Imagem de capa: Fabrizio Misson, Shutterstock
Sabe, eu ando sentindo amor de novo. É fogo. Mas eu dei de ter ternuras, frio na barriga, fazer planos, decorar letra de música, sonhar grandezas. Eu ando sentindo amor de novo!
Assim, sem mais, pulo da cama querendo construir uma casinha na árvore onde meu filho vai brincar com o irmão que eu hei de lhe dar no Natal. Tenho ímpetos de bater palmas de porta em porta, contar aos desconhecidos que o amor foi dar lá em casa. Comprar uma câmera, fotografar os besouros, caramujos, tatus-bola e joaninhas que derem as caras por aqui.
Ando sentindo amor de novo. E isso é tão bonito que eu nem acho que é comigo. Careço distribuí-lo por aí. Penso nas minhas avós avisando que tudo o que a gente ganha a gente tem de dividir.
Quero arrumar a casa, ajeitar a vida, construir uma biblioteca, batizar o filho de um amigo num domingo de manhã, ter planta na sala, comprar um abajur. Ajudar uma amiga que arrecada livros no fim do ano para as crianças de um orfanato. Eu quero, ah, eu quero tanto chorar de rir com meu irmão lembrando as trapalhadas do nosso pai. Quero, imagine você, ser amigo da Angela Rô-Rô que me lembra poderosa “que a vida é bela, só nos resta viver”.

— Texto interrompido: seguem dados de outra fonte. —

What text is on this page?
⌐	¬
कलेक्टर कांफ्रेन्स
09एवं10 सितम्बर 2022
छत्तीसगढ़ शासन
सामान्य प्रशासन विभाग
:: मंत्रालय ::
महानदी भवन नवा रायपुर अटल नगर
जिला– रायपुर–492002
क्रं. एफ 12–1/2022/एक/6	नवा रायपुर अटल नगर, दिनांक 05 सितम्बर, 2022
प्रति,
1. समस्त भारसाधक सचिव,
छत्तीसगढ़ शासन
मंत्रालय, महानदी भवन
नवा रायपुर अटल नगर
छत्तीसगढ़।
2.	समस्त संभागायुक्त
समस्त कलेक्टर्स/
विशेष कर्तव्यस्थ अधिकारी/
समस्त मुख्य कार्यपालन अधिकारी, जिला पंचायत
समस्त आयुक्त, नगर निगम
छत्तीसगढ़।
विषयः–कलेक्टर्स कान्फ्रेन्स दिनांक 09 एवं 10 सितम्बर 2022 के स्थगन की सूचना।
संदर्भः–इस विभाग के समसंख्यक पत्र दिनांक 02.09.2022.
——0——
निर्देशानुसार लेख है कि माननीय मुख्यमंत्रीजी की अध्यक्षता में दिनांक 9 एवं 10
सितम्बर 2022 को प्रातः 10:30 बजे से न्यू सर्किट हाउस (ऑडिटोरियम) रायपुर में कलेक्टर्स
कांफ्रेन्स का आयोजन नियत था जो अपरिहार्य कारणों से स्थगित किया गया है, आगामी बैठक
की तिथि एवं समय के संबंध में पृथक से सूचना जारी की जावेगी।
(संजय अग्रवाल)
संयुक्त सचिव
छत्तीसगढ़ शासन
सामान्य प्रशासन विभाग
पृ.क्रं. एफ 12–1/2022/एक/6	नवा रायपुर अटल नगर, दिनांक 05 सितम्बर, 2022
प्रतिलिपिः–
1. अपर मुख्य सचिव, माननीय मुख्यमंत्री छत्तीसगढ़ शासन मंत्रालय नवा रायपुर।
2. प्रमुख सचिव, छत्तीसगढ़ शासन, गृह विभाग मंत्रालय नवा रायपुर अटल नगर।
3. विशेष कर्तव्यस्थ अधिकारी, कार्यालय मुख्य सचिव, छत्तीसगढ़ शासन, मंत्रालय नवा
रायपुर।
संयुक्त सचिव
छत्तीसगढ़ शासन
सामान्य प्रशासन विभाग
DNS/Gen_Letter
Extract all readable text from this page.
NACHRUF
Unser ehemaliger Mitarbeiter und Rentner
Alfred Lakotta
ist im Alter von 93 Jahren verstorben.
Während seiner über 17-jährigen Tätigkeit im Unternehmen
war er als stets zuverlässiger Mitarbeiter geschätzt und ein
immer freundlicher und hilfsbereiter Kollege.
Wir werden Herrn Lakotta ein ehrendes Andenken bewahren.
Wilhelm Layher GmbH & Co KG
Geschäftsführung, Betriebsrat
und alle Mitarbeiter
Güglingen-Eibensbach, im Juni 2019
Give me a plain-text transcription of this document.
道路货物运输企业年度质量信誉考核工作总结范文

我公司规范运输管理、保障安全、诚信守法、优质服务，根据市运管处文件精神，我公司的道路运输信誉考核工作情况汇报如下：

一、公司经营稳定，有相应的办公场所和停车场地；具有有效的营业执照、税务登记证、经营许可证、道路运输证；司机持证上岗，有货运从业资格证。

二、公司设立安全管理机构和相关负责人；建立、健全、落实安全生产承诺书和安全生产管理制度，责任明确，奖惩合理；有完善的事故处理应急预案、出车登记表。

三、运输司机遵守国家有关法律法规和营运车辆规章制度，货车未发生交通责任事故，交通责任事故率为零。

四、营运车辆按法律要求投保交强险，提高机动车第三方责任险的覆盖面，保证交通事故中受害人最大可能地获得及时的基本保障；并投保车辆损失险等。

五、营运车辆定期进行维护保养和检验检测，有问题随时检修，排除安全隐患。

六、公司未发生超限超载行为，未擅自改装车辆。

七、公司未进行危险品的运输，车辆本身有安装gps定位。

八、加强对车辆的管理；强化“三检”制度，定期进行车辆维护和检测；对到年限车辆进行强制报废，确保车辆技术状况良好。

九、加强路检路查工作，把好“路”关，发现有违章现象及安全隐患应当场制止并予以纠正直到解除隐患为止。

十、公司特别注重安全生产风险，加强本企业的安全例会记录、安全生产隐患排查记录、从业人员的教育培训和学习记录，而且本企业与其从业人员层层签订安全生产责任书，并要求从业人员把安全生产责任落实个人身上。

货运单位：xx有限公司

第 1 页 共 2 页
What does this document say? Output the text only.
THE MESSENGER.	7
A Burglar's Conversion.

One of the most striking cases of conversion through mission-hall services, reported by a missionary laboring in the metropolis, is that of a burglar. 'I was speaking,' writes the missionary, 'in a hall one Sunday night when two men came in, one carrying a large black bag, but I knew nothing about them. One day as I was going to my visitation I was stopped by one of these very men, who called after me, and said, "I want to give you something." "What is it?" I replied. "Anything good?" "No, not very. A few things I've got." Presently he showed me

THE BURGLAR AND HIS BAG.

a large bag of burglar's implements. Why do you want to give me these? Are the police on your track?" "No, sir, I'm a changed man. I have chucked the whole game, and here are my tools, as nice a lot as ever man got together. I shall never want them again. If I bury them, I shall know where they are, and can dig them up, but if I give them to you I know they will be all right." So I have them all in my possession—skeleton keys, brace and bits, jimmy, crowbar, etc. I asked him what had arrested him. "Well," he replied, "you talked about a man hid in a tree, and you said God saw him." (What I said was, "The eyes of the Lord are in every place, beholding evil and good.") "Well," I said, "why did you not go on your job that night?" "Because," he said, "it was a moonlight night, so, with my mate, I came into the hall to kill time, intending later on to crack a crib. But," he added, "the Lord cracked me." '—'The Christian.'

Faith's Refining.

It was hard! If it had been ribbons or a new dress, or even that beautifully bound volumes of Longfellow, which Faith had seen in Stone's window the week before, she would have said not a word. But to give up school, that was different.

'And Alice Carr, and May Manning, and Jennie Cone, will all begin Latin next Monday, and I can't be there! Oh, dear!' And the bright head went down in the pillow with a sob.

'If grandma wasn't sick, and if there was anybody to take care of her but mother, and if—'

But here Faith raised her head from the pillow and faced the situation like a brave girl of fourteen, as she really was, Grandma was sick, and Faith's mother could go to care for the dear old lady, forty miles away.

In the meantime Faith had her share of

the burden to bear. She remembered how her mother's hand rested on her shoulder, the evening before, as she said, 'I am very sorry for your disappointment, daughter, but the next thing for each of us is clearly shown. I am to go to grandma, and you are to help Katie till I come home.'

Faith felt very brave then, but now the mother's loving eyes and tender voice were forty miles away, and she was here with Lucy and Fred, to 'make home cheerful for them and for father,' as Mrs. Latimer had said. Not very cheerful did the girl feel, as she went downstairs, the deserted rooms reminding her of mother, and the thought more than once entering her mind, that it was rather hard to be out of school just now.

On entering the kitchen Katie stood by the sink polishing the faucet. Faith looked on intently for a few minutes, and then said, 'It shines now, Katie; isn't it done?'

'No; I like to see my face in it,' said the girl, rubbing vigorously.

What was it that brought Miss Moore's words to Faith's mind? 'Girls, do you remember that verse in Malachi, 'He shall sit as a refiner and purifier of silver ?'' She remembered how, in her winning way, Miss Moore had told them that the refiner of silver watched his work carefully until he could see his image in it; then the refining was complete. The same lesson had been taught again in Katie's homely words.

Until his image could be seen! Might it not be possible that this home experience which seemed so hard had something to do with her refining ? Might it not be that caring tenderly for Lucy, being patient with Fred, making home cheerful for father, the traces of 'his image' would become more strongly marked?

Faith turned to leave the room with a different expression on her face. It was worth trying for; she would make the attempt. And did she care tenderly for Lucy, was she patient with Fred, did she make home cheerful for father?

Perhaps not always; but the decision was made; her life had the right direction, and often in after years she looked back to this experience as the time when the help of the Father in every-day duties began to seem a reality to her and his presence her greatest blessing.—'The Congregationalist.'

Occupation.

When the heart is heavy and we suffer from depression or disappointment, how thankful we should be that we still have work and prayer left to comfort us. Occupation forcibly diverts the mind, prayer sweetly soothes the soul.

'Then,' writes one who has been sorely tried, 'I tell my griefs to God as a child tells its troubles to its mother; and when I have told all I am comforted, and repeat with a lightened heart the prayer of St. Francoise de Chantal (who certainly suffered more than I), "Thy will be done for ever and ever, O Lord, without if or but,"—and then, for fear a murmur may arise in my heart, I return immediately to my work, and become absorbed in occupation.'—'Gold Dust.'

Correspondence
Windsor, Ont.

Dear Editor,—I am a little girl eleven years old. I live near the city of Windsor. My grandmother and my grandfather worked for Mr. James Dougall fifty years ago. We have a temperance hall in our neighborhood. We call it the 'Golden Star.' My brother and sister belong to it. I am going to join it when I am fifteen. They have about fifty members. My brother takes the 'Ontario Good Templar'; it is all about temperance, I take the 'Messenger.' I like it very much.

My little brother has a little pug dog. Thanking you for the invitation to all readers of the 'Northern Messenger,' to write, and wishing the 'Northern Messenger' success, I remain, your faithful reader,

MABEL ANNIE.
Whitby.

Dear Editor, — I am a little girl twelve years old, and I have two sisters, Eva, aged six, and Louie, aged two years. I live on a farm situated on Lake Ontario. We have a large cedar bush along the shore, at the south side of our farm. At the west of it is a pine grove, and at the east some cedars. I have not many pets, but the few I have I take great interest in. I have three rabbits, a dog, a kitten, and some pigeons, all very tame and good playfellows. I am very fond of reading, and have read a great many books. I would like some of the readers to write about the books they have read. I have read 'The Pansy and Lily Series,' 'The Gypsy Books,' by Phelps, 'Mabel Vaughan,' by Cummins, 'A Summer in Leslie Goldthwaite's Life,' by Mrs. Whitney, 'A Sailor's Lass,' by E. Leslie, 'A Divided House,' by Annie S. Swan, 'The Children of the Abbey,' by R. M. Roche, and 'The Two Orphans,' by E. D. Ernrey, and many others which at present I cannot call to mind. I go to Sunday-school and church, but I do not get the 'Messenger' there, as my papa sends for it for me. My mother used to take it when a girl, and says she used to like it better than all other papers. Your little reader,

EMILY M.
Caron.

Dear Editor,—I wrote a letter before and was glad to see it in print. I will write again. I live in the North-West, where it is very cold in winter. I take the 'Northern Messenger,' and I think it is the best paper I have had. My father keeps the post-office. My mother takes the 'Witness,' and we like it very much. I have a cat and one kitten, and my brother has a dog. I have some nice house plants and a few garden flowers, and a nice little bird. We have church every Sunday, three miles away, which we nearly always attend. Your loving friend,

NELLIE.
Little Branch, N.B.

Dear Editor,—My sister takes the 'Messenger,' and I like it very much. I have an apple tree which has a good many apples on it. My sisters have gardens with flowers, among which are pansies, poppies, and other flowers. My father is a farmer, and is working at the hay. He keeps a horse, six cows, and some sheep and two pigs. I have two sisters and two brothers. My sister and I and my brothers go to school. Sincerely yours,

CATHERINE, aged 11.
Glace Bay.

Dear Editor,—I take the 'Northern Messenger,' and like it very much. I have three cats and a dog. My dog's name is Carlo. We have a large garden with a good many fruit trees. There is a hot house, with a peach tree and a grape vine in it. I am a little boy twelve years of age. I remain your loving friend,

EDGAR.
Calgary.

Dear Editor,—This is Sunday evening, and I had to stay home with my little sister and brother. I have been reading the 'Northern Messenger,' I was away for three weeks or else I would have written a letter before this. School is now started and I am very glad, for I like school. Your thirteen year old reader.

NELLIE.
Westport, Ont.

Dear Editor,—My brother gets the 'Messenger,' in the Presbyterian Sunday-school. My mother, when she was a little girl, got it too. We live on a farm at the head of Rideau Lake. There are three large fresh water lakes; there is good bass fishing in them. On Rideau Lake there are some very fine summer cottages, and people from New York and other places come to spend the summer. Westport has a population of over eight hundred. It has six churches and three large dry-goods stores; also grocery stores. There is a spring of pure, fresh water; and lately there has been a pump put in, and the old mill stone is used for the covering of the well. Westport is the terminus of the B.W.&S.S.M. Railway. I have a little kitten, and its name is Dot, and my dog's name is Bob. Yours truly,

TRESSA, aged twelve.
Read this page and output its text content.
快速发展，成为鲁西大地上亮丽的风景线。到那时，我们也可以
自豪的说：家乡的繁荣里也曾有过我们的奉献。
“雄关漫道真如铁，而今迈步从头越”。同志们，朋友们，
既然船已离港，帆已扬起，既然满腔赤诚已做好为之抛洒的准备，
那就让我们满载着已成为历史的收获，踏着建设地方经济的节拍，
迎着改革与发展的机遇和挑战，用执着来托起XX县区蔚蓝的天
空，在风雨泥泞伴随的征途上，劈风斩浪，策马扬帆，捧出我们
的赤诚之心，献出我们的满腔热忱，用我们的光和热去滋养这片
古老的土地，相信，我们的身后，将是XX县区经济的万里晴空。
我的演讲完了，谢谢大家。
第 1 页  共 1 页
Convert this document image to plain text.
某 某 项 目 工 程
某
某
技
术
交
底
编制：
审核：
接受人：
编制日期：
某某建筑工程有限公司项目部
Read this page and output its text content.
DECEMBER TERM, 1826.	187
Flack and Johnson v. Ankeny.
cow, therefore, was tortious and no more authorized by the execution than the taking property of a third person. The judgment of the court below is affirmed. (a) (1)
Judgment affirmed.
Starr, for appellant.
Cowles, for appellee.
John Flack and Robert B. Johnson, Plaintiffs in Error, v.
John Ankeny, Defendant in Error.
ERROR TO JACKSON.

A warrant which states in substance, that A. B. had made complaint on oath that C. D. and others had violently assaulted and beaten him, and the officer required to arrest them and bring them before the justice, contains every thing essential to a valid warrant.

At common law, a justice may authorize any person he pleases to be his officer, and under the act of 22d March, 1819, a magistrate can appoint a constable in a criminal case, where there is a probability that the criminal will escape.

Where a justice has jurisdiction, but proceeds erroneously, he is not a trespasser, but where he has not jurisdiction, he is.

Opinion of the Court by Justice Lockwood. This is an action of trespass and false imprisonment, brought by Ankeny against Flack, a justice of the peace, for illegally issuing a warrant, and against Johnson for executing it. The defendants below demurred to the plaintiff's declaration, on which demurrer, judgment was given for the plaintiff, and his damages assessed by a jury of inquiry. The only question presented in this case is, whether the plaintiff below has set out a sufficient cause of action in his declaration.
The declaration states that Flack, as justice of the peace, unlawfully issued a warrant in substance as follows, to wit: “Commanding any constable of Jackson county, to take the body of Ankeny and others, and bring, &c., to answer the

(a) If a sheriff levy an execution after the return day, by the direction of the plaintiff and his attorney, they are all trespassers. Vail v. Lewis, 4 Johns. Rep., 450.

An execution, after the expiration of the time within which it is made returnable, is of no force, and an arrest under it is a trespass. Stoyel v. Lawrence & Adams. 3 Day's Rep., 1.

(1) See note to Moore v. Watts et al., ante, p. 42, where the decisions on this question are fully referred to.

Sou nada além de um pobre homem antigo que ainda chama calendário de “folhinha”, comercial de TV de “reclame”, guaraná de “refresco”, jaqueta de “abrigo”. Mas sinto aqui dentro um amor tão amigo, grandioso, maior que a minha árvore genealógica e seus avós imigrantes, trisavós vendedores de doces, tataravós escravos alforriados e suas florestas de histórias. É que eu ando sentindo amor de novo, sabe?
É amor que dá vontade de trabalhar mais, amor que vem vestindo esperança, que renova a fé na vida e nos faz seguir adiante até o lugar dentro da gente onde os nascem os sonhos, entre samambaias e espadas de São Jorge.
Assim, de novo, eu me sinto tão rapaz, tão capaz de tudo! Posso abrir a janela agora e gritar para as cigarras e os vizinhos: eu ando sentindo amor de novo!
E meu pequeno gesto será capaz de soprar um cisco de ternura no olho direito de um assassino que, com o dedo no gatilho, a arma apontada para a vítima, se pega a sentir vergonha daquilo que se tornou. Então desiste do crime, joga o revólver para longe e sai correndo se entregar à polícia, arrependido, disposto a pagar por todos os seus crimes.
Minha declaração de amor descarada há de fazer o policial despreparado que torce o braço da estudante, em um protesto contra o fechamento de uma escola, se dar conta do quanto está enganado e cair no choro de joelhos, pedindo desculpas à moça, a Deus e ao mundo.
Vai, sim. Sentir amor vai nos salvar de tanto ódio, tanta guerra, tanta dor. É urgente, minha gente. Nada é mais urgente que deixar o amor viver na gente. Imperioso sentir na carne esse amor que entra e se esparrama no caminho feito cachorro que retorna do passeio, bagunça quase tudo e desarruma o resto. O amor que é um incêndio se espalhando em mato seco quando a gente o assopra e alimenta.
Eu ando sentindo amor de novo. Amor que faz viver. Viver que é imprescindível, que é pra já e é pra sempre. É tempo. Chega de ódio, chega de dor. É tempo de deixar o amor viver na gente. Não repare o mau jeito, meu povo. É que eu ando sentindo amor de novo.